Since no one has seen the plan on paper yet, all the major players are taking a wait-and-see approach, said Marisa McNee, spokeswoman for the Coalition for Comprehensive Immigration Reform, which represents scores of groups ranging from well-known activist organizations to the National Council of La Raza.

Leaders of major organizations in the coalition feel that passing some kind of legislation is so important that they cannot work against advancing this bill, even if it is imperfect in their eyes.

“The price of not moving forward is higher than the price in seeing it fail” as way to prevent unwanted regulations, said Kevin Appleby of the U.S. Council of Catholic Bishops.

Appleby said hard-core anti-immigration groups will likely try to kill the legislation, as might some activists groups that do not believe the bill goes far enough. But in the end, he predicted, “I think the middle will hold.”
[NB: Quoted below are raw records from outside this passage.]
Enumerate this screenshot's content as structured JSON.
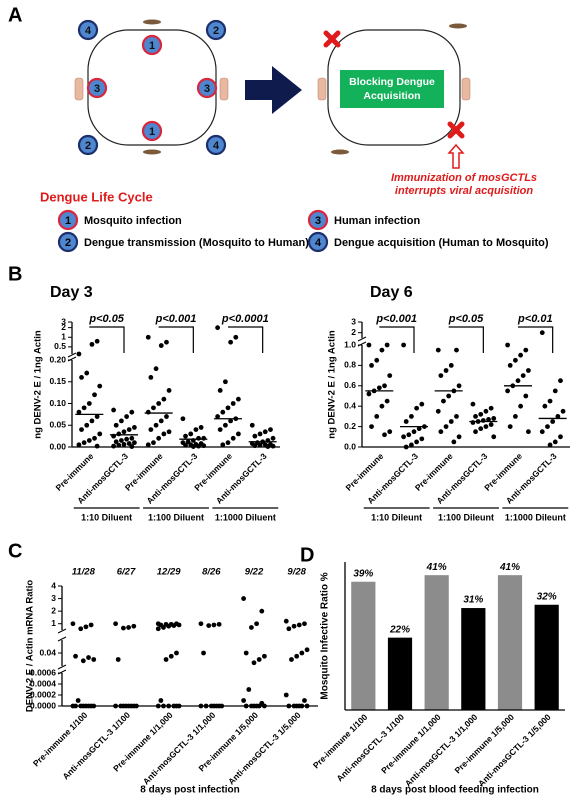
{
  "panel_a": {
    "label": "A",
    "cycle_nodes": [
      "4",
      "1",
      "2",
      "3",
      "3",
      "2",
      "1",
      "4"
    ],
    "block_lines": [
      "Blocking Dengue",
      "Acquisition"
    ],
    "annotation_lines": [
      "Immunization of mosGCTLs",
      "interrupts viral acquisition"
    ],
    "legend_title": "Dengue Life Cycle",
    "legend_items": [
      {
        "number": "1",
        "text": "Mosquito infection"
      },
      {
        "number": "3",
        "text": "Human infection"
      },
      {
        "number": "2",
        "text": "Dengue transmission (Mosquito to Human)"
      },
      {
        "number": "4",
        "text": "Dengue acquisition (Human to Mosquito)"
      }
    ]
  },
  "panel_labels": [
    "B",
    "C",
    "D"
  ],
  "chart_data": [
    {
      "type": "strip",
      "title": "Day 3",
      "y_label": "ng DENV-2 E / 1ng Actin",
      "color": "#000000",
      "categories": [
        "Pre-immune",
        "Anti-mosGCTL-3",
        "Pre-immune",
        "Anti-mosGCTL-3",
        "Pre-immune",
        "Anti-mosGCTL-3"
      ],
      "values": [
        [
          0.3,
          0.75,
          0.6,
          0.17,
          0.16,
          0.14,
          0.12,
          0.1,
          0.09,
          0.08,
          0.07,
          0.06,
          0.05,
          0.04,
          0.03,
          0.02,
          0.015,
          0.01,
          0.005,
          0.002
        ],
        [
          0.085,
          0.08,
          0.07,
          0.06,
          0.05,
          0.045,
          0.04,
          0.035,
          0.03,
          0.025,
          0.02,
          0.018,
          0.015,
          0.012,
          0.01,
          0.008,
          0.006,
          0.004,
          0.002,
          0.001
        ],
        [
          1.0,
          0.7,
          0.55,
          0.18,
          0.16,
          0.13,
          0.11,
          0.1,
          0.09,
          0.08,
          0.07,
          0.06,
          0.05,
          0.04,
          0.035,
          0.03,
          0.02,
          0.01,
          0.005
        ],
        [
          0.065,
          0.045,
          0.04,
          0.03,
          0.025,
          0.02,
          0.02,
          0.015,
          0.012,
          0.01,
          0.008,
          0.006,
          0.005,
          0.004,
          0.003,
          0.002,
          0.001
        ],
        [
          2.0,
          1.0,
          0.7,
          0.15,
          0.13,
          0.11,
          0.1,
          0.09,
          0.08,
          0.07,
          0.065,
          0.06,
          0.05,
          0.04,
          0.03,
          0.02,
          0.01,
          0.005
        ],
        [
          0.05,
          0.04,
          0.035,
          0.03,
          0.025,
          0.02,
          0.015,
          0.012,
          0.01,
          0.008,
          0.006,
          0.005,
          0.004,
          0.003,
          0.002,
          0.001
        ]
      ],
      "means": [
        0.075,
        0.028,
        0.078,
        0.018,
        0.065,
        0.012
      ],
      "y_segments": [
        {
          "ylim": [
            0,
            0.2
          ],
          "yticks": [
            {
              "value": 0,
              "label": "0.00"
            },
            0.05,
            {
              "value": 0.1,
              "label": "0.10"
            },
            0.15,
            {
              "value": 0.2,
              "label": "0.20"
            }
          ]
        },
        {
          "ylim": [
            0.3,
            3
          ],
          "log_scale": true,
          "yticks": [
            0.5,
            1,
            2,
            3
          ]
        }
      ],
      "comparisons": [
        "p<0.05",
        "p<0.001",
        "p<0.0001"
      ],
      "groups": [
        "1:10 Diluent",
        "1:100 Diluent",
        "1:1000 Diluent"
      ]
    },
    {
      "type": "strip",
      "title": "Day 6",
      "y_label": "ng DENV-2 E / 1ng Actin",
      "color": "#000000",
      "categories": [
        "Pre-immune",
        "Anti-mosGCTL-3",
        "Pre-immune",
        "Anti-mosGCTL-3",
        "Pre-immune",
        "Anti-mosGCTL-3"
      ],
      "values": [
        [
          1.0,
          1.0,
          0.95,
          0.85,
          0.8,
          0.7,
          0.6,
          0.58,
          0.55,
          0.52,
          0.45,
          0.4,
          0.3,
          0.2,
          0.15,
          0.12
        ],
        [
          1.0,
          0.42,
          0.38,
          0.3,
          0.25,
          0.2,
          0.18,
          0.15,
          0.12,
          0.1,
          0.08,
          0.05,
          0.02,
          0
        ],
        [
          0.95,
          0.95,
          0.8,
          0.75,
          0.7,
          0.6,
          0.55,
          0.5,
          0.45,
          0.35,
          0.3,
          0.25,
          0.2,
          0.15,
          0.1,
          0.05
        ],
        [
          0.42,
          0.38,
          0.35,
          0.32,
          0.3,
          0.28,
          0.27,
          0.26,
          0.25,
          0.24,
          0.22,
          0.2,
          0.18,
          0.15,
          0.1
        ],
        [
          1.0,
          0.95,
          0.9,
          0.85,
          0.8,
          0.75,
          0.7,
          0.65,
          0.6,
          0.55,
          0.5,
          0.4,
          0.3,
          0.2,
          0.15
        ],
        [
          2.0,
          0.65,
          0.55,
          0.45,
          0.4,
          0.35,
          0.3,
          0.25,
          0.2,
          0.15,
          0.1,
          0.05,
          0.02
        ]
      ],
      "means": [
        0.55,
        0.2,
        0.55,
        0.25,
        0.6,
        0.28
      ],
      "y_segments": [
        {
          "ylim": [
            0,
            1.0
          ],
          "yticks": [
            {
              "value": 0,
              "label": "0.0"
            },
            0.2,
            0.4,
            0.6,
            0.8,
            {
              "value": 1,
              "label": "1.0"
            }
          ]
        },
        {
          "ylim": [
            1.5,
            3
          ],
          "yticks": [
            2,
            3
          ]
        }
      ],
      "comparisons": [
        "p<0.001",
        "p<0.05",
        "p<0.01"
      ],
      "groups": [
        "1:10 Dileunt",
        "1:100 Dileunt",
        "1:1000 Dileunt"
      ]
    },
    {
      "type": "strip",
      "y_label": "DENV-2 E / Actin mRNA Ratio",
      "x_label": "8 days post infection",
      "color": "#000000",
      "categories": [
        "Pre-immune 1/100",
        "Anti-mosGCTL-3 1/100",
        "Pre-immune 1/1,000",
        "Anti-mosGCTL-3 1/1,000",
        "Pre-immune 1/5,000",
        "Anti-mosGCTL-3 1/5,000"
      ],
      "fractions": [
        "11/28",
        "6/27",
        "12/29",
        "8/26",
        "9/22",
        "9/28"
      ],
      "values": [
        [
          1.0,
          0.9,
          0.75,
          0.6,
          0.035,
          0.03,
          0.033,
          0.028,
          0.0001,
          0,
          0,
          0,
          0,
          0,
          0,
          0,
          0
        ],
        [
          1.0,
          0.8,
          0.7,
          0.65,
          0.03,
          0,
          0,
          0,
          0,
          0,
          0,
          0,
          0
        ],
        [
          1.0,
          1.0,
          0.95,
          0.95,
          0.9,
          0.9,
          0.85,
          0.8,
          0.7,
          0.6,
          0.04,
          0.035,
          0.03,
          0.0001,
          0,
          0,
          0,
          0,
          0,
          0
        ],
        [
          1.0,
          0.95,
          0.9,
          0.85,
          0.04,
          0,
          0,
          0,
          0,
          0,
          0,
          0
        ],
        [
          3.0,
          2.0,
          1.0,
          0.7,
          0.04,
          0.035,
          0.03,
          0.025,
          0.0003,
          0.0001,
          5e-05,
          0,
          0,
          0,
          0,
          0,
          0
        ],
        [
          1.2,
          1.0,
          0.9,
          0.8,
          0.6,
          0.045,
          0.04,
          0.035,
          0.03,
          0.0002,
          0.0001,
          0,
          0,
          0,
          0,
          0,
          0
        ]
      ],
      "y_segments": [
        {
          "ylim": [
            0,
            0.0006
          ],
          "yticks": [
            {
              "value": 0,
              "label": "0.0000"
            },
            {
              "value": 0.0002,
              "label": "0.0002"
            },
            {
              "value": 0.0004,
              "label": "0.0004"
            },
            {
              "value": 0.0006,
              "label": "0.0006"
            }
          ]
        },
        {
          "ylim": [
            0.02,
            0.06
          ],
          "yticks": [
            0.04
          ]
        },
        {
          "ylim": [
            0.5,
            4
          ],
          "yticks": [
            1,
            2,
            3,
            4
          ]
        }
      ]
    },
    {
      "type": "bar",
      "y_label": "Mosquito Infective Ratio %",
      "x_label": "8 days post blood feeding infection",
      "categories": [
        "Pre-immune 1/100",
        "Anti-mosGCTL-3 1/100",
        "Pre-immune 1/1,000",
        "Anti-mosGCTL-3 1/1,000",
        "Pre-immune 1/5,000",
        "Anti-mosGCTL-3 1/5,000"
      ],
      "values": [
        39,
        22,
        41,
        31,
        41,
        32
      ],
      "value_labels": [
        "39%",
        "22%",
        "41%",
        "31%",
        "41%",
        "32%"
      ],
      "colors": [
        "#8c8c8c",
        "#000000",
        "#8c8c8c",
        "#000000",
        "#8c8c8c",
        "#000000"
      ],
      "ylim": [
        0,
        45
      ]
    }
  ]
}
The bishops, who “will be very active in contacting Members,” do not like the temporary-worker program, which they think will create a “subclass” of workers with fewer rights, Appleby said.

They also want the legalization process to be “workable and fair.” Additionally, they disapprove of the provisions requiring illegal immigrants to first return to their own countries and the one barring immigrants from bringing family members back to the United States with them.

Frank Sharry, executive director of the National Immigration Forum, said too much is at stake for everyone — lawmakers, President Bush and groups such as his — to leave the issue unresolved.

Bush needs the legislative victory, Democrats in Congress need to prove they can lead, and many of the Republicans opposed to the plan want action if only to get the issue off the table, he said.

“As much as we don’t want an unacceptable bill, we’re equally terrified of no bill,” said Sharry, whose organization represents unions, businesses, Latino groups and the U.S. Chamber of Commerce.

Sharry said the situation is so fluid that coalitions like his could still fall apart.

At week’s end “we’ll probably have to make another gut-wrenching decision,” he said.

Ultimately, however, he predicts the country’s immigration laws will be changed.

“The American public wants this solved and inaction comes with a very high political price for every incumbent,” he said. Inaction would become “a symbol that politicians cannot solve problems.”

One major group, the AFL-CIO, is deeply concerned about the guest-worker program, but its president, John Sweeney, has not said the labor behemoth will try to block action.

“No one has drawn a line in the sand yet,” Sharry said.

“It’s like the National Basketball Association playoffs,” he said, describing the process. “You survive a series and you go, ‘my God, these guys are even better,’ and then you go another round.”

The House has not tackled immigration this year. Speaker Nancy Pelosi (D-Calif.) laid down her marker Friday afternoon.

Like everyone working the issue, Pelosi said she has “serious concerns about some elements of this proposal,” according to her statement. But she concluded that a bill must pass.

“The need is urgent,” she said. “And the time is now.”